The idea of using quasijudicial means to settle disputes is as old as the country itself. More specifically arbitration is a method that parties utilize that is usually cheaper, quicker and often with much less formality, yet still adheres to principles of fundamental fairness. George Washington famously included a proviso in his will that outlined a method to arbitrate certain disputes in the execution of his will. Certainly this was no minor matter, as President Washington was perhaps the wealthiest landowner in Virginia and by extension maybe the wealthiest American at the time.

In today’s dollars, President Washington would be worth an estimated half a billion dollars, succeeded by perhaps only President John F. Kennedy’s wealth. By the time of President Washington’s passing in 1799, arbitration was already well established in the United States. New York no longer permits arbitration in the context of a dispute over a last will and testament, as it would unconstitutionally interfere with the power of the Surrogate’s Court to adjudicate disputes involving the disposition and transfer of property of decedents, the administration of estates and probate of wills. Matter of Jacobovitz, 58 Misc. 2d 330 (Nassau County, 1968). The same cannot be said of arbitration clauses in trust documents. There is much diversity of treatment of arbitration clauses found in trust documents, with New York taking a middle of the road approach to interpretation and enforcement of arbitration clauses in trust documents. That principle, however, only applies to the application of the transfer of property via an individual’s last will and testament. It does not apply to the mediation and adjudication of disputes in trust documents controlled by New York law.

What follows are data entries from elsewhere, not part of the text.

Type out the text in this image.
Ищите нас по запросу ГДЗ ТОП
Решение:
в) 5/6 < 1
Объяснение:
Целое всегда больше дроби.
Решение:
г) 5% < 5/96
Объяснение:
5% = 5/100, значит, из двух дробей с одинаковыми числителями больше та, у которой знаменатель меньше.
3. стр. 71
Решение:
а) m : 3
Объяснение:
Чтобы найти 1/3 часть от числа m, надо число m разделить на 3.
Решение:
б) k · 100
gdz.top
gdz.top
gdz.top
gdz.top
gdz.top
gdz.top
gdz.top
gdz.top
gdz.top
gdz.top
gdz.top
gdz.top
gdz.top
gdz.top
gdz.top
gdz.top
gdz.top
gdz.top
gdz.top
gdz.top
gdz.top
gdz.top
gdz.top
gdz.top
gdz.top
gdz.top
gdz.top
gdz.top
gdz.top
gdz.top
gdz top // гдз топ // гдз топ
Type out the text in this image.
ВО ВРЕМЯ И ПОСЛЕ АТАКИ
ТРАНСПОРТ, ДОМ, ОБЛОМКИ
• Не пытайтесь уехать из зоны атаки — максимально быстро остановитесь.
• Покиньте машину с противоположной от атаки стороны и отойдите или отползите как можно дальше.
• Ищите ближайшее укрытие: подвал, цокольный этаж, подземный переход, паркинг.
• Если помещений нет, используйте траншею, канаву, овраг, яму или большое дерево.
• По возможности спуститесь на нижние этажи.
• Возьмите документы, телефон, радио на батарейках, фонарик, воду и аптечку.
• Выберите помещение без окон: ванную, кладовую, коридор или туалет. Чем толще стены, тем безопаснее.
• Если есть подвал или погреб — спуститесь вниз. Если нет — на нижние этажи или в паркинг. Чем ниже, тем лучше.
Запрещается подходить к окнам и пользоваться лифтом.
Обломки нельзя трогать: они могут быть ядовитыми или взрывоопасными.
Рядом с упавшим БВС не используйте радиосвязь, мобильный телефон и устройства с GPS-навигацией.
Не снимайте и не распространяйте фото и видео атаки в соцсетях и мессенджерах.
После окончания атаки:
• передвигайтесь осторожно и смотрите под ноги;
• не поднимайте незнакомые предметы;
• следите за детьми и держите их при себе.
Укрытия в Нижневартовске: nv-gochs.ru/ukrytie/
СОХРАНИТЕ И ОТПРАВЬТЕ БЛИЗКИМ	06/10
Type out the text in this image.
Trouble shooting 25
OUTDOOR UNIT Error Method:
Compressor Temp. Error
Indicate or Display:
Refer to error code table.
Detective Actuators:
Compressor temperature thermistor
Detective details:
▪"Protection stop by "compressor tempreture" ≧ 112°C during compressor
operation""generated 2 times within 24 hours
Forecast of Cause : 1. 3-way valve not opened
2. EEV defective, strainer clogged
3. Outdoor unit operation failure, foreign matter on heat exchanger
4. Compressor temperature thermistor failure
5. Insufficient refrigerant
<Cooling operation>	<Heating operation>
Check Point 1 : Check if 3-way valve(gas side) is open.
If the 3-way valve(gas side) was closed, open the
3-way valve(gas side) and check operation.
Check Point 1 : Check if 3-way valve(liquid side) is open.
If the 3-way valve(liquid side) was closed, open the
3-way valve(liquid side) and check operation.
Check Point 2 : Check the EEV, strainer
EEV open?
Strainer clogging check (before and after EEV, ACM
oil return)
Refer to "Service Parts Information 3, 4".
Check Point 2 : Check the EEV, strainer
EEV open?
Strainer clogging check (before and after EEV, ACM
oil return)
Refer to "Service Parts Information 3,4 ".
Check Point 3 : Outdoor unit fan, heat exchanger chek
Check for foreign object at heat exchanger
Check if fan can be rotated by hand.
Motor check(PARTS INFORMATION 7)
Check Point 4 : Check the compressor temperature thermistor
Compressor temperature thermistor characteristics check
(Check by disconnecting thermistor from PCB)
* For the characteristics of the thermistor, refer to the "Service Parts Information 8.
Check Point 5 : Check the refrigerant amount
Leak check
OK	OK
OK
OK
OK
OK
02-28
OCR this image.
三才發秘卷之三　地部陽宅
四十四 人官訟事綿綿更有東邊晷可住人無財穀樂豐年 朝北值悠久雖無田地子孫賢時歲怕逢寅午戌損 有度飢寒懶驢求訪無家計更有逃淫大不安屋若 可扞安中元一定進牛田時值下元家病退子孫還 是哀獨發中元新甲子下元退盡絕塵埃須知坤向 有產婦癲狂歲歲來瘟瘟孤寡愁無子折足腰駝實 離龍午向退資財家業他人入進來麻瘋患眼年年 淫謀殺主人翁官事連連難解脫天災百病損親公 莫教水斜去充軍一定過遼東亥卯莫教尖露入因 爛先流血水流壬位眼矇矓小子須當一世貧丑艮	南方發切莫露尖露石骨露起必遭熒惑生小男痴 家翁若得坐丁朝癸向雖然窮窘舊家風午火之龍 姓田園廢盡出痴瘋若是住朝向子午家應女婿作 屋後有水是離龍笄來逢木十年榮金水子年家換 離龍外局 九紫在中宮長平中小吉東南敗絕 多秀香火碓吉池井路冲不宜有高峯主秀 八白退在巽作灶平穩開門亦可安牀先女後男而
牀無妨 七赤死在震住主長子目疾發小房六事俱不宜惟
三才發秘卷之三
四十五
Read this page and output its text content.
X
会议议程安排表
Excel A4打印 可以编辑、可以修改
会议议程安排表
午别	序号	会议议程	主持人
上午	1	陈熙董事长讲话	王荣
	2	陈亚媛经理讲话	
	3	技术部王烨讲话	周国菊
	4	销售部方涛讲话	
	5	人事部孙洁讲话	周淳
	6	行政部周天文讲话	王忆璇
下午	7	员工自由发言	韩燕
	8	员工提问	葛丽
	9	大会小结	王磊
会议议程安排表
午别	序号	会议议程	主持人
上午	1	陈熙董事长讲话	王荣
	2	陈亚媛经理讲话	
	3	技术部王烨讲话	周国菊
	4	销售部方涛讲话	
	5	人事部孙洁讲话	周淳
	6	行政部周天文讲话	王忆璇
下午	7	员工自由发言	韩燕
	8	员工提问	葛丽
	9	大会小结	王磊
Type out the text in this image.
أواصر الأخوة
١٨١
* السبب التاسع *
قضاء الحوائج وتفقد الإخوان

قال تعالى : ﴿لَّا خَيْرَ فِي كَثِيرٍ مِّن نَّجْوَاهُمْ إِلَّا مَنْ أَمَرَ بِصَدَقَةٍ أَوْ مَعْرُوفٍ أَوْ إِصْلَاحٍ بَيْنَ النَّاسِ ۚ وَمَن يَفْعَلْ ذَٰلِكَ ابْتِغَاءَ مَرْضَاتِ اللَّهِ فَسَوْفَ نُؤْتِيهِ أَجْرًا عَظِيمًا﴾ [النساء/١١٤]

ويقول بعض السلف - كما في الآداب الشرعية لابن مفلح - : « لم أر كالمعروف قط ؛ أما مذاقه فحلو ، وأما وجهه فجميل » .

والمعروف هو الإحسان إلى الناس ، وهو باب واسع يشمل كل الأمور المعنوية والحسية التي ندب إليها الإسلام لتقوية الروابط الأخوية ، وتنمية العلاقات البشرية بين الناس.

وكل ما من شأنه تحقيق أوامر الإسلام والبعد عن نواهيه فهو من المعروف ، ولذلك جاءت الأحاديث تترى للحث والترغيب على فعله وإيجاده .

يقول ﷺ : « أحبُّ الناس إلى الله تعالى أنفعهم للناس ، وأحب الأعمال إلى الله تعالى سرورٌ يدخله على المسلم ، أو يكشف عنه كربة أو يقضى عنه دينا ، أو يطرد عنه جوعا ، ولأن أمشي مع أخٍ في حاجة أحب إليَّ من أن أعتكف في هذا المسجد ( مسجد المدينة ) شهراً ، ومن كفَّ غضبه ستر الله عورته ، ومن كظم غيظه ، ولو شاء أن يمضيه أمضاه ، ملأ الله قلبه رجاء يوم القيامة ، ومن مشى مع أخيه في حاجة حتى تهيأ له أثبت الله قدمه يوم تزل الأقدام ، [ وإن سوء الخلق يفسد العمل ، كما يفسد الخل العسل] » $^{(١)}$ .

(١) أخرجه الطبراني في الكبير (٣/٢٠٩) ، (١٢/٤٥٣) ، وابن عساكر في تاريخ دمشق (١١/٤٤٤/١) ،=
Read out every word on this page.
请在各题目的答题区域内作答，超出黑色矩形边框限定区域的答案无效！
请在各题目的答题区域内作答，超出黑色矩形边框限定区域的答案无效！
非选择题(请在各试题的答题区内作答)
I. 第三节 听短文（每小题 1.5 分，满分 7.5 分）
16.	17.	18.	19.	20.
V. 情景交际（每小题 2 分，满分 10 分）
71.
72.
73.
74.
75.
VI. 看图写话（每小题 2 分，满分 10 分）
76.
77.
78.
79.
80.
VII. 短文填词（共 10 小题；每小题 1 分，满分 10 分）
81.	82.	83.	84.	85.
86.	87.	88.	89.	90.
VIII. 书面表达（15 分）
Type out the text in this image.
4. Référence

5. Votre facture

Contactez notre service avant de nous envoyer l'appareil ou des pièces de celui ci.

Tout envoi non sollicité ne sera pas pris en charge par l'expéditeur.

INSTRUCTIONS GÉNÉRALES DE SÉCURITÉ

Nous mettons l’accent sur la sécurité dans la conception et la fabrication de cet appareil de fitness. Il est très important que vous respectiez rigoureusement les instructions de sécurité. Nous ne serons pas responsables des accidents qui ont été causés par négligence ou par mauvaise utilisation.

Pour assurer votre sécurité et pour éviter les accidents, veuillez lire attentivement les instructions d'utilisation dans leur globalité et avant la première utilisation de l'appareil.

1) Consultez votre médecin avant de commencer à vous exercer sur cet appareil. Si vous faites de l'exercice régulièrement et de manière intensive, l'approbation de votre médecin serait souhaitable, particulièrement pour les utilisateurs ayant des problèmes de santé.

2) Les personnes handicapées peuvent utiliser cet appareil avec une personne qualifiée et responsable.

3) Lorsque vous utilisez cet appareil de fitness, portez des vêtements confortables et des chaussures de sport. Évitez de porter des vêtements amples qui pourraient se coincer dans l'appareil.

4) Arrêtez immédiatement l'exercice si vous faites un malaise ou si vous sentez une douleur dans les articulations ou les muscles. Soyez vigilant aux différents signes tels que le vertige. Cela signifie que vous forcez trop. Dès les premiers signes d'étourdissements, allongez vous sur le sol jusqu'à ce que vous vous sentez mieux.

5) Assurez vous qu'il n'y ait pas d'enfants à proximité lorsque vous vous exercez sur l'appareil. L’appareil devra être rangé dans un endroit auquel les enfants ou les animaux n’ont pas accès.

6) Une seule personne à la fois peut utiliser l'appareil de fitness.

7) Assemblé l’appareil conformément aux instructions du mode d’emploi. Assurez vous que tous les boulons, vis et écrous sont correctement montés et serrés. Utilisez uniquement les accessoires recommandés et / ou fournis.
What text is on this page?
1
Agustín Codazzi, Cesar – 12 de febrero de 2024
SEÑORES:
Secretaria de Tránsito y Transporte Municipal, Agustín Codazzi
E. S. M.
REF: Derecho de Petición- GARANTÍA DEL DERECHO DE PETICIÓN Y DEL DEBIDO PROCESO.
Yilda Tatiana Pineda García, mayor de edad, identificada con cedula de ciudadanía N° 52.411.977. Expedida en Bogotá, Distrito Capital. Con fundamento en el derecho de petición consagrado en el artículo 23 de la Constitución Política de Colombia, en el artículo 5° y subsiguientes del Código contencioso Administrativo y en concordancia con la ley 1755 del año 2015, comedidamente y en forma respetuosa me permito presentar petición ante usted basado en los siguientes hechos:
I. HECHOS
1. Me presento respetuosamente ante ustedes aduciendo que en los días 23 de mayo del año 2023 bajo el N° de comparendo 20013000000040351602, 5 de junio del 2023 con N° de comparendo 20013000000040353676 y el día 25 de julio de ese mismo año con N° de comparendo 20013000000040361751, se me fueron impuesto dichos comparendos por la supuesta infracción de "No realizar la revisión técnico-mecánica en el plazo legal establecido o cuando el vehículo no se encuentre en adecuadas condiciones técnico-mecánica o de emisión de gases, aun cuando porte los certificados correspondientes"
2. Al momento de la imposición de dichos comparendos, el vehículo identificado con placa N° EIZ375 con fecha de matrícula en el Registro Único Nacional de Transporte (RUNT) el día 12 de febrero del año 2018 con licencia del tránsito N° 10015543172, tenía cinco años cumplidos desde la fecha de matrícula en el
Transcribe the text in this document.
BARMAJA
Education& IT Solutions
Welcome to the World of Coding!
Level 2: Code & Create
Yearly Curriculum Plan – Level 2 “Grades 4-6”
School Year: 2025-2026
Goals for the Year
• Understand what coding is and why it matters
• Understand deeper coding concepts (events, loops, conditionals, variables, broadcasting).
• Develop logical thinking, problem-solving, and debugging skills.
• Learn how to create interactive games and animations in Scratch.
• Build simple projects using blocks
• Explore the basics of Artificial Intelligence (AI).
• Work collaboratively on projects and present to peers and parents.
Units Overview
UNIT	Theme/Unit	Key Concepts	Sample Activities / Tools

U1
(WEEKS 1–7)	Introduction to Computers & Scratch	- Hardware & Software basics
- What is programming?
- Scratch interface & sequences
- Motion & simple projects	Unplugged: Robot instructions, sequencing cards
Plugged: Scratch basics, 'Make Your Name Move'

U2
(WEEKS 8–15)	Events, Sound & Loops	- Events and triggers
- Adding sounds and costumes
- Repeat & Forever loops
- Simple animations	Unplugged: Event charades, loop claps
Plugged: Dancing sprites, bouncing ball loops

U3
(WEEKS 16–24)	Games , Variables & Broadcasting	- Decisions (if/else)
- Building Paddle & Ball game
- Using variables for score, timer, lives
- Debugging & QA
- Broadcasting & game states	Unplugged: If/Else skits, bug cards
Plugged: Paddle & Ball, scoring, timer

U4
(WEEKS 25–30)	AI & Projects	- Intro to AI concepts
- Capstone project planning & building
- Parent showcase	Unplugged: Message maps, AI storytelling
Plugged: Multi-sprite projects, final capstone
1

Given that an increasing number of trusts function similar to multinational corporations with the transfer of some or all of their assets to different jurisdictions to receive better tax rates and trustees as well as the larger system to administer the estate receiving annual fees for their services it is not surprising that trusts are beginning to use arbitration more and more often to manage disputes. Under New York law there has been a definite favoring of arbitration disputes when the dispute involves a third party to the trust. In one relatively recent case, the Surrogate’s Court took the approach that third parties, more particularly third party beneficiaries of a trust, had to voluntarily submit to the jurisdiction of the Court. In Matter of Blumenkratz 14 Misc. 3d 462 (Sur. Ct. Nassau County, 2006). In the event that the third party did not consent to the jurisdiction of the Surrogate’s Court, the Federal Arbitration Act controls.

At the same time, there is case law that indicates that if a particular arbitration clause would call into doubt the ability of a Court or even outright oust the jurisdiction of the Surrogate’s Court to adjudicate what are core judicial functions over trusts, such as judicial accounting. Estate of Proceeding for the Appointment of a Guardian for Charlotte Radcliffe, N.Y. L.J., July 20, 2007, at 36 (Sur. Ct. N.Y. County July 20, 2007). New York Courts have upheld arbitration awards in trusts even when a core judicial function was implicated, such as a determination that the trustee breached their fiduciary function, as longs as the Court retained the right to review such determination de novo.